The price of silver reverses Friday’s corrective bounce and displays a two-day downtrend.
Approaching bear cross on MACD, supported exchanging under 50-SMA keeps XAG/USD venders confident.
Silver merchants can keep 61.8% Fibonacci retracement on radar except if breaking $24.55 opposition.
Silver Value (XAG/USD) stays on the back foot around the intraday low of $23.45 heading into Tuesday’s European meeting.
In doing as such, the splendid metal drops for the second sequential day while expanding the U-abandon the 50-SMA, as well as remaining under a one-week-old slipping opposition line. The impending bear cross on the MACD indicator also favors the bright metal sellers.
With this, the Silver cost seems defenseless against retesting the month to month low of almost $23.30 set apart on Friday.

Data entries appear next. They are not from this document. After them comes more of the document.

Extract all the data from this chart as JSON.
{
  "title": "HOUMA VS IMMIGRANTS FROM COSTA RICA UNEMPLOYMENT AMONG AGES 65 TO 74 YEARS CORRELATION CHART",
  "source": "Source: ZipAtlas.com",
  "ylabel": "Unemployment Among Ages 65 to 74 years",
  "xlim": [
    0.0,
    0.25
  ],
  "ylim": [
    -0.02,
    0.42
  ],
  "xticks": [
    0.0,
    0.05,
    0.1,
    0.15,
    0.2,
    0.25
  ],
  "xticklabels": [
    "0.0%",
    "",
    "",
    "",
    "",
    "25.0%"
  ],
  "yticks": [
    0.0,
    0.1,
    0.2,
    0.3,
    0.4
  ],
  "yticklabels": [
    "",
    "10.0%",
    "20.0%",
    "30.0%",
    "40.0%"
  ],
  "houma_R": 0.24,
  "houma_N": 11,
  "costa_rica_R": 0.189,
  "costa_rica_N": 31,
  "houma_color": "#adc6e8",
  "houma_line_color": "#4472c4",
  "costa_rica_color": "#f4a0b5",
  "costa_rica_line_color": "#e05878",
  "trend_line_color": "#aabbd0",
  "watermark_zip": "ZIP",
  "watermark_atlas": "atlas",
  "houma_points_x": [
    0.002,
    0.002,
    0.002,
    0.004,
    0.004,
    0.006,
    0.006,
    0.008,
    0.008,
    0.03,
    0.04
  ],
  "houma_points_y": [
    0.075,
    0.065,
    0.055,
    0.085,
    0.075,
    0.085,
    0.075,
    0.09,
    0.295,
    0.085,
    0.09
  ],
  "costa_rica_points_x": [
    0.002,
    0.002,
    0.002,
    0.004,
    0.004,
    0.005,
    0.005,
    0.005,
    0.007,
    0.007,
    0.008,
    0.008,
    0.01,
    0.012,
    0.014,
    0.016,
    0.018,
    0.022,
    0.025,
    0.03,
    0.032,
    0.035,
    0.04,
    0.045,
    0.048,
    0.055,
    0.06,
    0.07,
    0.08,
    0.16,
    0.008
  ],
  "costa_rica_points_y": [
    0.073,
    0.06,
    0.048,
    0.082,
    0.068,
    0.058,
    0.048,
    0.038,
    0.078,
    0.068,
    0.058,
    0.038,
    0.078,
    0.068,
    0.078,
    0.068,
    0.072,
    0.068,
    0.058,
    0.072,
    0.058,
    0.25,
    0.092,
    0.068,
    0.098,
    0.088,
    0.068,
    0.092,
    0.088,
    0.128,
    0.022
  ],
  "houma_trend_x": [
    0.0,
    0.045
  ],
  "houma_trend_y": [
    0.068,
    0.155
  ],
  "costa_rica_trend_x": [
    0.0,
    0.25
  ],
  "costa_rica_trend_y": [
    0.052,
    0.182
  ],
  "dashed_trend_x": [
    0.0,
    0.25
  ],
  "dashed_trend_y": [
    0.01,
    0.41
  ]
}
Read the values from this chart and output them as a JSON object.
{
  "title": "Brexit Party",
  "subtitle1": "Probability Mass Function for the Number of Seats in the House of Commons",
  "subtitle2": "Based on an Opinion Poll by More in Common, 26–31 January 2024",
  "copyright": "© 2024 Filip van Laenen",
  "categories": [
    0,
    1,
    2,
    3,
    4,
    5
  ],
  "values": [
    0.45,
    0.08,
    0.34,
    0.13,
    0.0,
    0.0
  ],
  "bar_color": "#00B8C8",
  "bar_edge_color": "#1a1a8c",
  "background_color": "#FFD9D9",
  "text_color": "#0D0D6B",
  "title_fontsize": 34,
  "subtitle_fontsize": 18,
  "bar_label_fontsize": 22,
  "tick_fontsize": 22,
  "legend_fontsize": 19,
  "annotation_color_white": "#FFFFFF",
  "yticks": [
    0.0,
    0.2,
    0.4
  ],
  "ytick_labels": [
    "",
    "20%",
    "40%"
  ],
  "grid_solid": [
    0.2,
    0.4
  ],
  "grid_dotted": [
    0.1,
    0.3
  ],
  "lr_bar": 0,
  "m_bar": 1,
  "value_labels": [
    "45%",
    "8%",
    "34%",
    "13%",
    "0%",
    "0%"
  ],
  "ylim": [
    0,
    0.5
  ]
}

The near $23.25 61.8% Fibonacci retracement level of the upside from March to May is also on the bears’ radar for the XAG/USD pair.
For a situation where the Silver cost stays negative past $23.25, the $23.00 could go about as the last guard of the purchasers.
On the other hand, short-term recovery of the Silver price is restricted by the 50-SMA and one-week descending resistance line, which are close to $23.85 and $23.90, respectively.
Regardless of whether the brilliant metal remaining parts firmer past $23.90, the $24.00 round figure and a seven-week-old even obstruction region around $24.50-55 will be at the center of attention.
Overall, the bears are still watching the Silver price unless it crosses $24.55.